Les Révolutions se perdent entre révolte et anarchie. Tous ceux qui ont, peu ou prou, compris quels sont les fondamentaux sur lesquels reposent, l’Etat, la société, l’économie ne peuvent que se rendre à l’évidence de l’avènement d’une nouvelle révolte et son corollaire, cette fois-ci, l’anarchie. D’aucuns diront qu’encore une fois, on exagère, on fait du catastrophisme, on est pessimiste. Ces qualificatifs résonnent comme une forme de fuite qui n’est autre que l’expression de la Méthode Coué, d’un refus de voir le réel et de le traiter.
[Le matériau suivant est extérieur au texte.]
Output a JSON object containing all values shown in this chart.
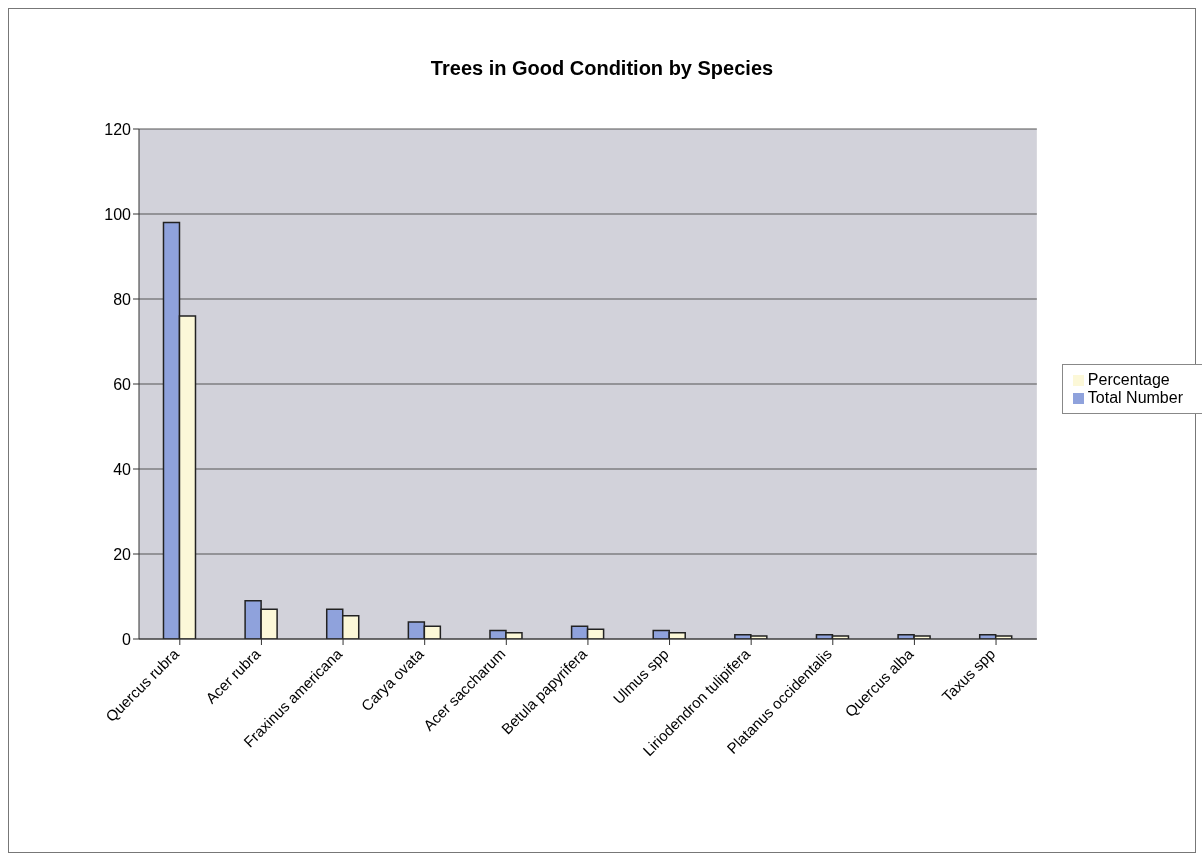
{
  "chart_data": {
    "type": "bar",
    "title": "Trees in Good Condition by Species",
    "categories": [
      "Quercus rubra",
      "Acer rubra",
      "Fraxinus americana",
      "Carya ovata",
      "Acer saccharum",
      "Betula papyrifera",
      "Ulmus spp",
      "Liriodendron tulipifera",
      "Platanus occidentalis",
      "Quercus alba",
      "Taxus spp"
    ],
    "series": [
      {
        "name": "Total Number",
        "color": "#8fa2dc",
        "values": [
          98,
          9,
          7,
          4,
          2,
          3,
          2,
          1,
          1,
          1,
          1
        ]
      },
      {
        "name": "Percentage",
        "color": "#fcf8d8",
        "values": [
          76,
          7,
          5.5,
          3,
          1.5,
          2.3,
          1.5,
          0.7,
          0.7,
          0.7,
          0.7
        ]
      }
    ],
    "ylim": [
      0,
      120
    ],
    "yticks": [
      0,
      20,
      40,
      60,
      80,
      100,
      120
    ],
    "grid": "y",
    "legend": "right"
  }
}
Il est inutile d’aborder la question économique tant elle est évidente. Il suffit de voir la souffrance des gens et leur désolation dès qu’ils abordent les étals du marché pour comprendre que la Tunisie a atteint le point de non-retour. Ni la propagande des mercenaires politiques et journalistiques, ni les fausses promesses ne peuvent leurrer les Tunisiens. La catastrophe n’est plus à venir on y est déjà.

Je ne vais pas non plus aborder la dislocation du tissu social et la rupture quasi-totale de tous les liens. Il suffit là encore, d’observer le comportement des gens dans la rue pour vite s’en rendre compte.
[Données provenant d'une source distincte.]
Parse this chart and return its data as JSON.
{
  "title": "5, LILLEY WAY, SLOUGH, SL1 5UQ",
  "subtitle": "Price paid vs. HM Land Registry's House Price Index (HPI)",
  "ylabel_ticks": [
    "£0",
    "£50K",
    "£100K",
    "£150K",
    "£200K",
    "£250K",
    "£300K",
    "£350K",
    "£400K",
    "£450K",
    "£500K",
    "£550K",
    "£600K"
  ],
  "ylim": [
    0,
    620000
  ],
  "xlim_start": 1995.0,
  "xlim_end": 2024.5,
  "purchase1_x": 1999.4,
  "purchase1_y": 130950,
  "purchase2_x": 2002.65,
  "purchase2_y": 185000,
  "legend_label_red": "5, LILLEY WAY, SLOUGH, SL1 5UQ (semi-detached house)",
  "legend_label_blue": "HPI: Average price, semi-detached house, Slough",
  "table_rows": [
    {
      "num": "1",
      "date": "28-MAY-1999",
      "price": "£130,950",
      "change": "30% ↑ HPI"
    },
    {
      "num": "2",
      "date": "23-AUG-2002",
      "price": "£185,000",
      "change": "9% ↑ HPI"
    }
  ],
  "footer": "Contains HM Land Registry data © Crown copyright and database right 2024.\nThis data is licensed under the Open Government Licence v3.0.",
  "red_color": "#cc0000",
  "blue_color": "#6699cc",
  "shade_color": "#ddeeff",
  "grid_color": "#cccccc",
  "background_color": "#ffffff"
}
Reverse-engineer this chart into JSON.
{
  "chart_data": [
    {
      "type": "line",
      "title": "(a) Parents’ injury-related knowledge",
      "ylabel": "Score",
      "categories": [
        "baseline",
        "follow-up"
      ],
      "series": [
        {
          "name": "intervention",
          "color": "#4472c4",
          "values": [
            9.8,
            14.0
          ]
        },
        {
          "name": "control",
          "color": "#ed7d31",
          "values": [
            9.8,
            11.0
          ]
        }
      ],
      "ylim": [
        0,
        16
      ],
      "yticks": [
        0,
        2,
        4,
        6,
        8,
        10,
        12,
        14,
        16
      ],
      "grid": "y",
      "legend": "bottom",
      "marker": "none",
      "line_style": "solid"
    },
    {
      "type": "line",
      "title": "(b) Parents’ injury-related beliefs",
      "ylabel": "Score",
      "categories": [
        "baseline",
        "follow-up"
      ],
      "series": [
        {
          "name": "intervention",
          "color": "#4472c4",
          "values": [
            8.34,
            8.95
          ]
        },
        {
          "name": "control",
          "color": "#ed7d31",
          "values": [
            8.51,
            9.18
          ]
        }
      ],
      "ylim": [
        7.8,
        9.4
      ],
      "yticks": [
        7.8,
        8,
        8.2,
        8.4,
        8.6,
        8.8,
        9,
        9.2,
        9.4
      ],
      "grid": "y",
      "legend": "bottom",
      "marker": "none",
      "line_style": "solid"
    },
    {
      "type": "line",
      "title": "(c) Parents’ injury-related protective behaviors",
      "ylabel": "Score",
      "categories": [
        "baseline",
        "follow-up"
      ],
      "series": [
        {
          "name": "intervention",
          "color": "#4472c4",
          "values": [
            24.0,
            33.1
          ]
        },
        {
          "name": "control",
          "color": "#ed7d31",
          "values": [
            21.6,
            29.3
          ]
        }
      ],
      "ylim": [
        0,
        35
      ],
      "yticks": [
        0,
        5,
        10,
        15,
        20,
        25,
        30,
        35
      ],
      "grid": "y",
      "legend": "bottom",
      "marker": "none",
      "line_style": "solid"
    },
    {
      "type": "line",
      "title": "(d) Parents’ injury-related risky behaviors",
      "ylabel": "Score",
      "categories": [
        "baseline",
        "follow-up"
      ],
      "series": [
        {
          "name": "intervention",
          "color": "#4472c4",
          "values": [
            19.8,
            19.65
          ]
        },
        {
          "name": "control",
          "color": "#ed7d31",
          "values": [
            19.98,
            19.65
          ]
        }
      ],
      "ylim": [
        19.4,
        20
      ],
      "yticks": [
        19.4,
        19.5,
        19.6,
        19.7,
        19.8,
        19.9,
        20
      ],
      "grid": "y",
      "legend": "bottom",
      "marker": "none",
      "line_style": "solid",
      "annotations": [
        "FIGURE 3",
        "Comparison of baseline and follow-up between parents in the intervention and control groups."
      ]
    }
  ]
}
Je ne vais pas non plus traiter de la question de la sécurité qu’elle soit en relation avec l’intégrité physique des personnes et du territoire ou la sécurité au sens large du terme (alimentaire, santé, environnement).

Je vais aborder la question de l’effondrement de l’Etat, lequel Etat est censé être le garant de toutes les formes de sécurité.
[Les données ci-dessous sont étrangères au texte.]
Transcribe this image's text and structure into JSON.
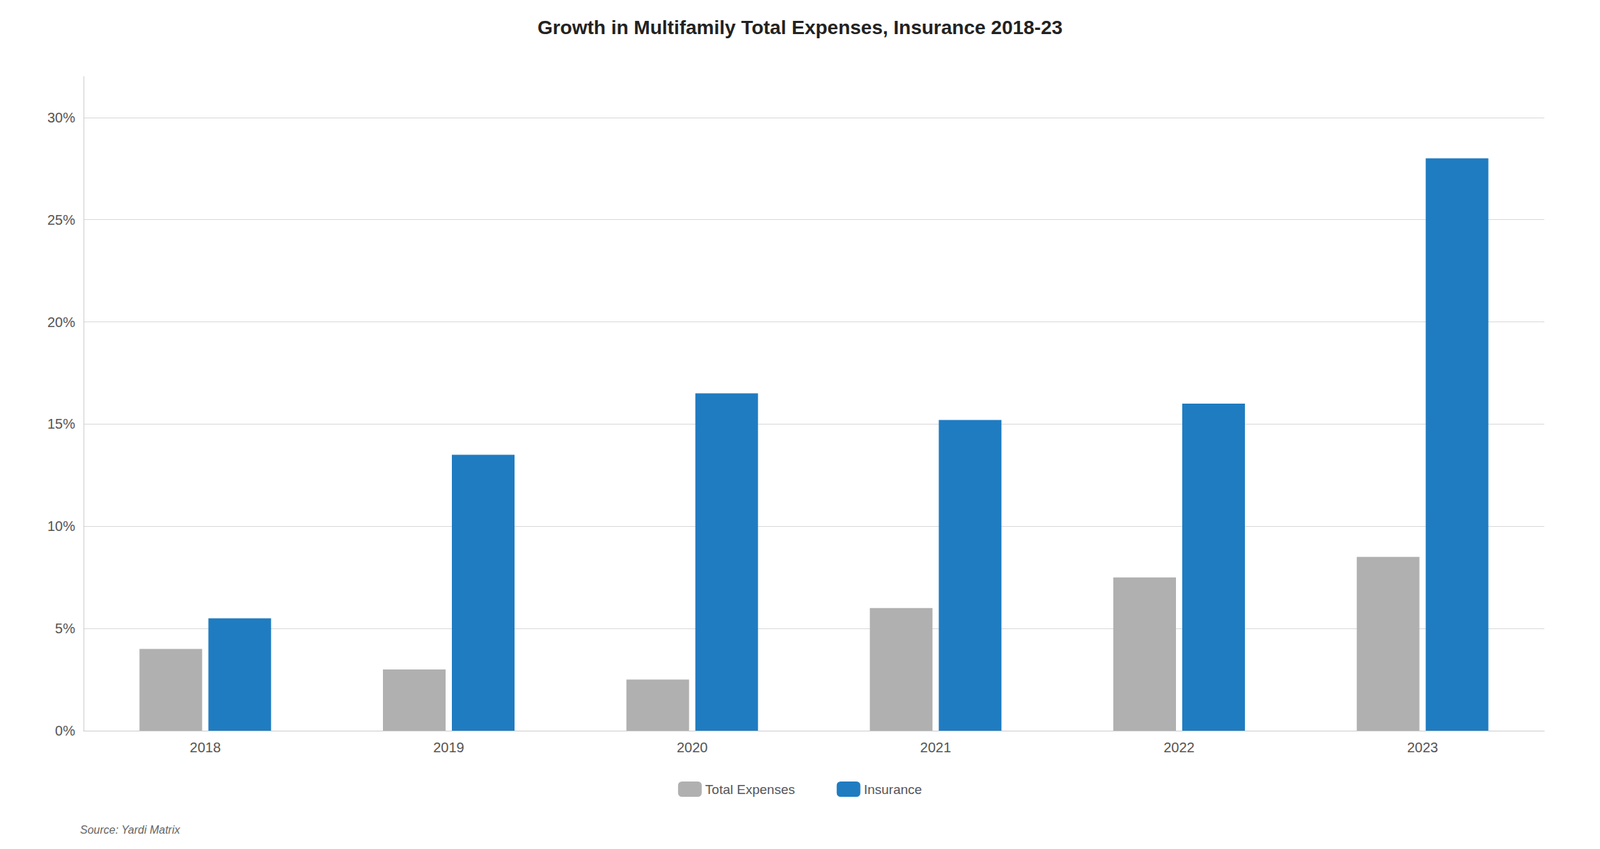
{
  "chart_data": {
    "type": "bar",
    "title": "Growth in Multifamily Total Expenses, Insurance 2018-23",
    "categories": [
      "2018",
      "2019",
      "2020",
      "2021",
      "2022",
      "2023"
    ],
    "series": [
      {
        "name": "Total Expenses",
        "color": "#B0B0B0",
        "values": [
          0.04,
          0.03,
          0.025,
          0.06,
          0.075,
          0.085
        ]
      },
      {
        "name": "Insurance",
        "color": "#1F7CC1",
        "values": [
          0.055,
          0.135,
          0.165,
          0.152,
          0.16,
          0.28
        ]
      }
    ],
    "ylim": [
      0,
      0.32
    ],
    "yticks": [
      {
        "value": 0.0,
        "label": "0%"
      },
      {
        "value": 0.05,
        "label": "5%"
      },
      {
        "value": 0.1,
        "label": "10%"
      },
      {
        "value": 0.15,
        "label": "15%"
      },
      {
        "value": 0.2,
        "label": "20%"
      },
      {
        "value": 0.25,
        "label": "25%"
      },
      {
        "value": 0.3,
        "label": "30%"
      }
    ],
    "grid": true,
    "legend": "bottom",
    "annotations": [
      "Source: Yardi Matrix"
    ]
  }
}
Je m’explique. L’Etat repose sur des institutions, lesquelles institutions sont censées garantir son fonctionnement. Ce fonctionnement repose à son tour sur un système de représentation à travers tous les corps intermédiaires (élus locaux et nationaux, partenaires sociaux, société civile) pour ne citer que les plus représentatifs. Le pacte social fait en sorte que ces corps intermédiaires, appelés du temps de la Grèce antique les « proxènes », soient investis d’une mission de représentation pour parler aux noms d’un groupe beaucoup plus important. Ainsi, on appelle les élus du peuple, tous ceux à qui ce peuple a délégué son pouvoir pour qu’il puisse porter sa parole qui n’est autre que l’expression de sa volonté.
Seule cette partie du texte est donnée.